Overriding permissions from udev sample rules

Bryan Kadzban bryan at kadzban.is-a-geek.net
Sun Oct 14 05:32:36 PDT 2007

Hash: RIPEMD160

Bruce Dubbs wrote:
> Bryan Kadzban wrote:
>> I'd think 0666 would be fine. And if you run any programs that use
>> /dev/tty, you may need 0666 if you run them as a
>> non-tty-group-member -- but I don't know whether any of those
>> exist.
>> (I'd still say go with our mode here, though.)
> I don't know if there are any programs that would need this
> permission. The tty group has no members.

By default, that's true.  I don't know whether there are any systems "in
the wild" where that group does have members, though I doubt it.

I suspect the only reason for the group's existence is so that write can
be setgid-tty, and then be able to write to other consoles.
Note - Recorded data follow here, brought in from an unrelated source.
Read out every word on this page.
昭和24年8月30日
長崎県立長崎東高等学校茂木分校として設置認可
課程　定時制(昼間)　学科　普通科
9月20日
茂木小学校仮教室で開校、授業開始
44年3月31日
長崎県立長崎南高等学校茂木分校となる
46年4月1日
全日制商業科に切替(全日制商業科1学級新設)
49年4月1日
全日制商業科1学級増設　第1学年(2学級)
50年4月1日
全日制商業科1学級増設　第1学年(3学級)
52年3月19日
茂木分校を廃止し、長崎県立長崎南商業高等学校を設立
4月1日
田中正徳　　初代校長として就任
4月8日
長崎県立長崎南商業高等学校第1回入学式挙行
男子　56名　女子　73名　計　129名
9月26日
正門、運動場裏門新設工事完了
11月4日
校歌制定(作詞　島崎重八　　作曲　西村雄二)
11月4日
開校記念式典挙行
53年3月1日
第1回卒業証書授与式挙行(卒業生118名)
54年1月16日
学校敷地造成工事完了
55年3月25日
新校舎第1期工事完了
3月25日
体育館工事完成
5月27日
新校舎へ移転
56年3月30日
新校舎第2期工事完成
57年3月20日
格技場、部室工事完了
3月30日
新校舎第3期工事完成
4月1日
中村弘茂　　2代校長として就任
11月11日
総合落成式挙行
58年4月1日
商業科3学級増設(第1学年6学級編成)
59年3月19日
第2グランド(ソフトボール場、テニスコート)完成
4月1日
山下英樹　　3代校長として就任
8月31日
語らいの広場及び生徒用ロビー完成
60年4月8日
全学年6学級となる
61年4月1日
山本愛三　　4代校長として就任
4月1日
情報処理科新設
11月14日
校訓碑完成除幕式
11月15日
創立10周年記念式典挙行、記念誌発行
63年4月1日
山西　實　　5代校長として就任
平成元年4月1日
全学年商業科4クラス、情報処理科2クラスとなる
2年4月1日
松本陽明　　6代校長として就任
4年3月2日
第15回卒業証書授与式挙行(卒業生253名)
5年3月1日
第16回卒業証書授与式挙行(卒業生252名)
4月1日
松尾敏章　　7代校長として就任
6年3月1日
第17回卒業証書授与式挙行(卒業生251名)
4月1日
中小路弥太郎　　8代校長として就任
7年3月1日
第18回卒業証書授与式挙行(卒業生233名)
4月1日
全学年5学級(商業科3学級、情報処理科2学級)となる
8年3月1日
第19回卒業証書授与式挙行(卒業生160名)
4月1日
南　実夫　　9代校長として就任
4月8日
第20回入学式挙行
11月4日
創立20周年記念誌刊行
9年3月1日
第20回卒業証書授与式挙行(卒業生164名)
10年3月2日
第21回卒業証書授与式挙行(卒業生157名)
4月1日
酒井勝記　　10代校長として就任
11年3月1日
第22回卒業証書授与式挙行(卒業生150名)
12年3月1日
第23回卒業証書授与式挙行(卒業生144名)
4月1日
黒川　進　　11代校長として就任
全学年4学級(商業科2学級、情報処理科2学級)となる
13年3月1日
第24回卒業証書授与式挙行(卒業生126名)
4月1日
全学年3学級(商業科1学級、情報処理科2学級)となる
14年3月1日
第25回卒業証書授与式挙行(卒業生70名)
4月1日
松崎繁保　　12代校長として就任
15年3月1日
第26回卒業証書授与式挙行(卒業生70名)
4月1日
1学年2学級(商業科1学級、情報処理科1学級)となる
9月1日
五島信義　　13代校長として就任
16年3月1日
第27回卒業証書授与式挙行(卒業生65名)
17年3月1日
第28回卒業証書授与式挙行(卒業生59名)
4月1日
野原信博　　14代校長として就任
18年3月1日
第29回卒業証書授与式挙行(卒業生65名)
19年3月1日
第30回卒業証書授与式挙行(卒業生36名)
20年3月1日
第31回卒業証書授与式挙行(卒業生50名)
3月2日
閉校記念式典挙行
> The only files on my system that have tty as a group are /dev/tty*,
> /dev/pts/*, /dev/ptmx, /dev/console, and /usr/bin/write.  I can't
> think of any case where you would run something as another user
> except root that might need this capability.

/usr/bin/write only has that group because its setgid bit is on.  The
other files are what /usr/bin/write writes to, to broadcast its message.

You'd run write as a normal user, not root -- or at least, you could,
because of its setgid bit.  But I think it's the only program like that,
so I think you're right that 0660 is fine.

>> (Actually, I'm ignoring the issue of ioctls on the console devices.
>> I'm not sure what cans of worms those open up, if any, since I
>> don't know what the various ioctls are, or would let you do.  Hmm.)
> Again, ioctls would make no difference from one user to another as
> far as groups are concerned as long as no one is in the tty group.


> From your analysis, I don't see any compelling reason to override any
> of the permissions or groups in the 50- rules.  We can just simplify
> our 25- rules to not duplicate the rules in 50- and use  "last_rule"
> if we need to override something in 50-.

Or use :=, but that's what I was trying to avoid if possible.  There are
a few other differences between our permissions (or groups) and udev's,
which I was hoping to override by moving 25- to 51- and leaving those
rules alone.

One instance is everywhere that udev assigns "uucp", we seem to assign
"dialout" instead.  I think that's because we have no "uucp" group.
Another is all the input devices: we assign 0644, but udev assigns 0640
or 0600, depending on the device.  I'd rather not have to be a member of
a certain group in order to test input devices.  Another is agpgart:
udev assigns 0600, but we assign 0666.  (This may not matter, since X is
setuid root.)  The last two are disk and tape devices: udev assigns tape
devices to group "disk" instead of "tape", and disk devices get mode
0640 instead of our 0660.

All of those can be overridden if we move our rules to 51-; just the TTY
devices can't be.  So if we want to go with udev's permissions for TTYs
(which sound like they'd probably work), then that should be fine.